The play focuses on a group of friends headed-up by Gamelin (David Sturzaker) who's a fervently idealistic young artist. However, when he's appointed as a magistrate, his life takes a sudden and irreversible turn as power changes idealism into cruelty. One-by-one Gamelin's friends all fall foul of the authorities during a reign of terror that leads to many people being summarily executed by the guillotine on charges that could be proved merely on 'moral' grounds rather than factual evidence.

David Sturzaker provides a youthful and handsome lead as Evariste Gamelin. Sturzaker should be comfortable at the Globe since he's already been in a handful of Shakespearian productions there. And he copes well with the role, though I don't think we really got the true sense of a man making the nasty transformation from caring idealist to 'hanging judge' even if he did persuade us of his increasing obsession.

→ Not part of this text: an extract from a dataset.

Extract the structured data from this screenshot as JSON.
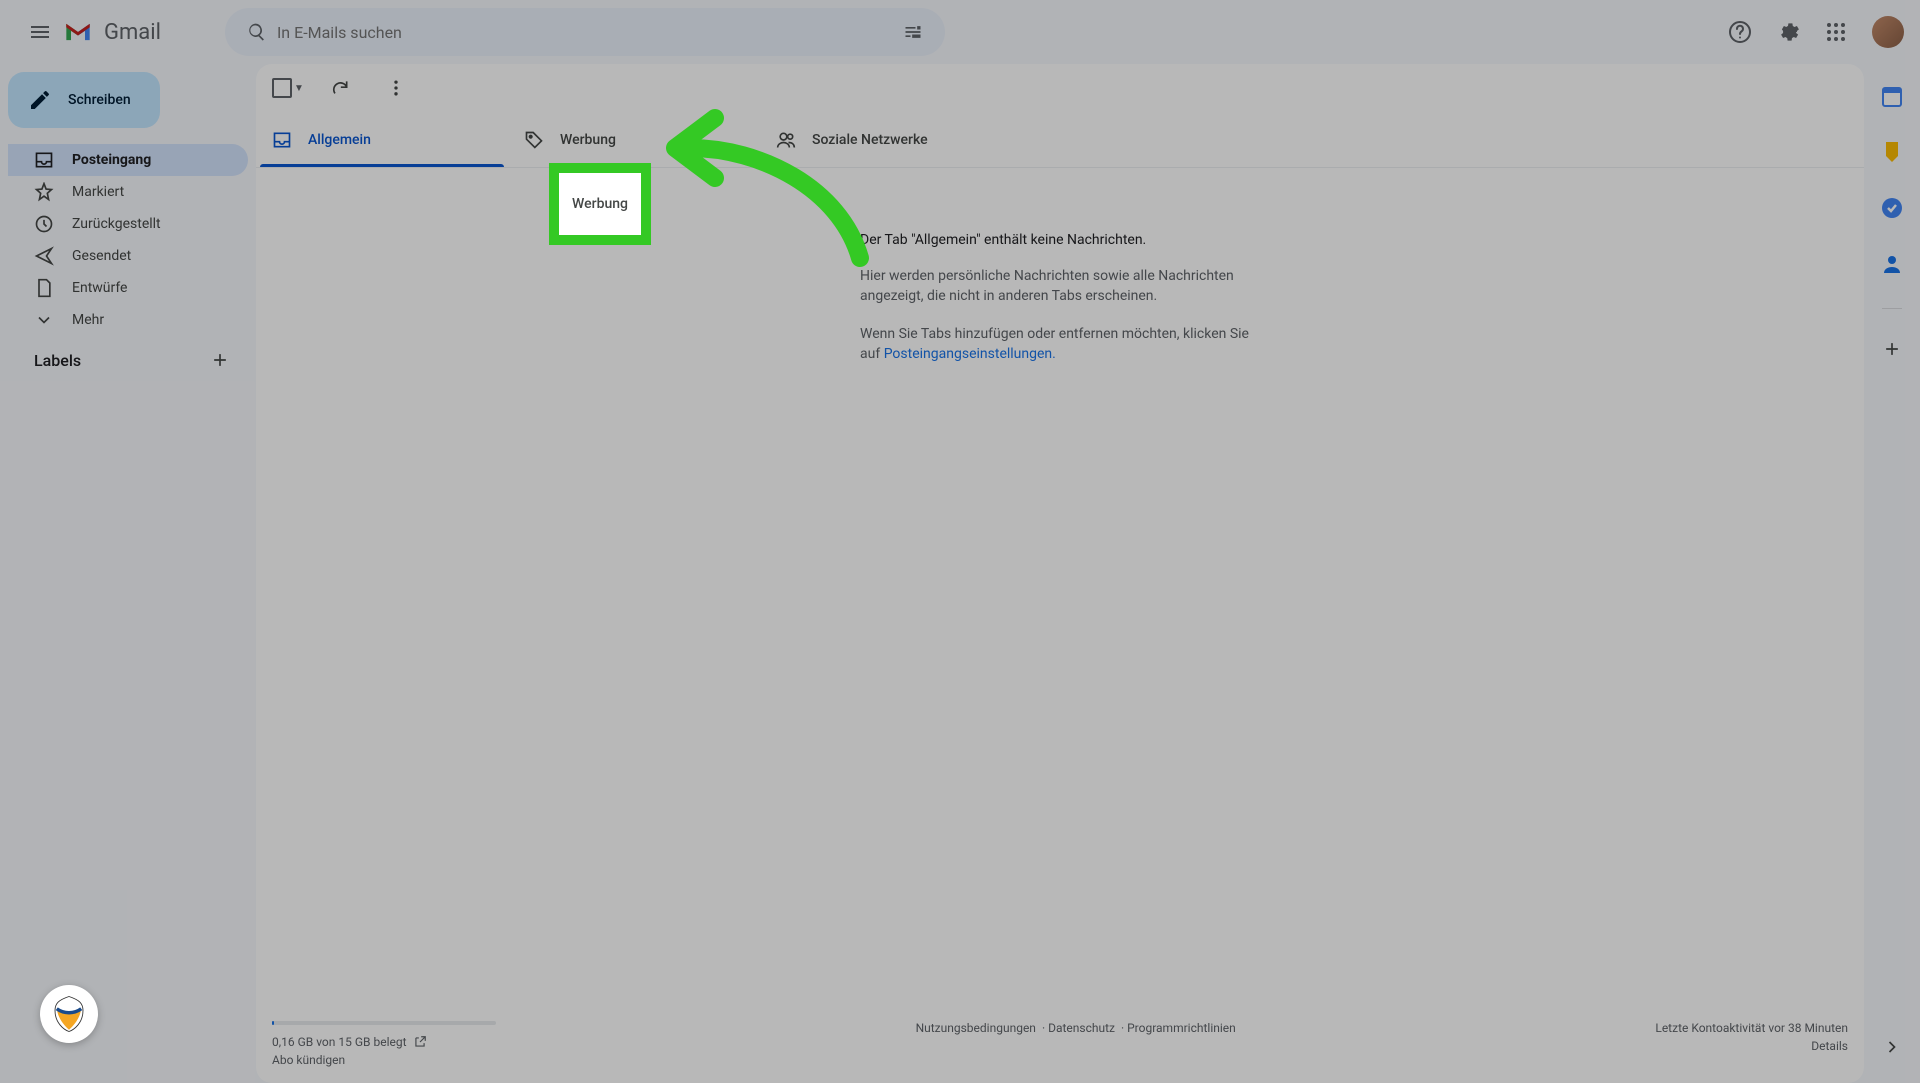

Glyn Maxwell's script is written in verse, though thankfully not the rhyming variety. However, it lacks the ability to move us significantly or to convey the sense of real terror that infected post-revolutionary France. There are snippets of humour, for example a rather in-joke about 'The National' being closed down, but it's certainly not a play with many laughs.

Given the turbulent nature of the period and the fast-moving chain of events that followed from the French Revolution, it's surprising that this play didn't have us on the edge of our seats - or benches - for the duration. But it didn't. At a little short of 3 hours, there was enough time to do justice to the subject, but I suspect it needed a bigger company and different characters to make it really work. And, indeed, it might well have been better if pruned, particularly the opening scene which almost had me 'nodding off' in spite of the chilly breeze.

The Globe hasn't quite got to grips yet with new, historical plays. Last year, it presented 'We The People', about the American constitution. That play had a very large cast, but was hampered by the repetitive voting which formed the central core of the piece and induced instant coma. In contrast, 'Liberty' has a relatively small cast, but would have benefited from a much bigger one. Interestingly, there's a description in the programme for 'Liberty' of the revolutionary dance, the Carmagnole, taken from Dickens' 'Tale of Two Cities'. Comparing that description with 'Liberty' is like comparing chalk with cheese. 'Liberty' never gets close to the unrestrained terror that Dickens' description of the Carmangole embodies, and which must have been the central experience for the population of the time. Now I'm not for unrestrained blood and gore just for the sake of it, but here there was just insufficient realism. For example, when prisoners appeared from below stage, they seemed as though they'd just been kitted-out from a jumble sale rather than having been languishing in a dirty, rat-infested prison – their costumes were just too clean.

The audience – a little on the thin side on a chilly September evening – seemed rather muted and underwhelmed. This is not the norm for this venue, where audiences are generally highly receptive and enthusiastic. Of course, this was a more serious play, but I sensed that many of those challenging their endurance by standing in the yard were not entirely certain what was going on, and expected something very different.

Overall, though, the Globe's Totus Mundus season has been extremely enjoyable and watchable, with a variety that has to be both welcomed and applauded. It's just a pity that it had to end with what turned out to be something of a whimper rather than a roar.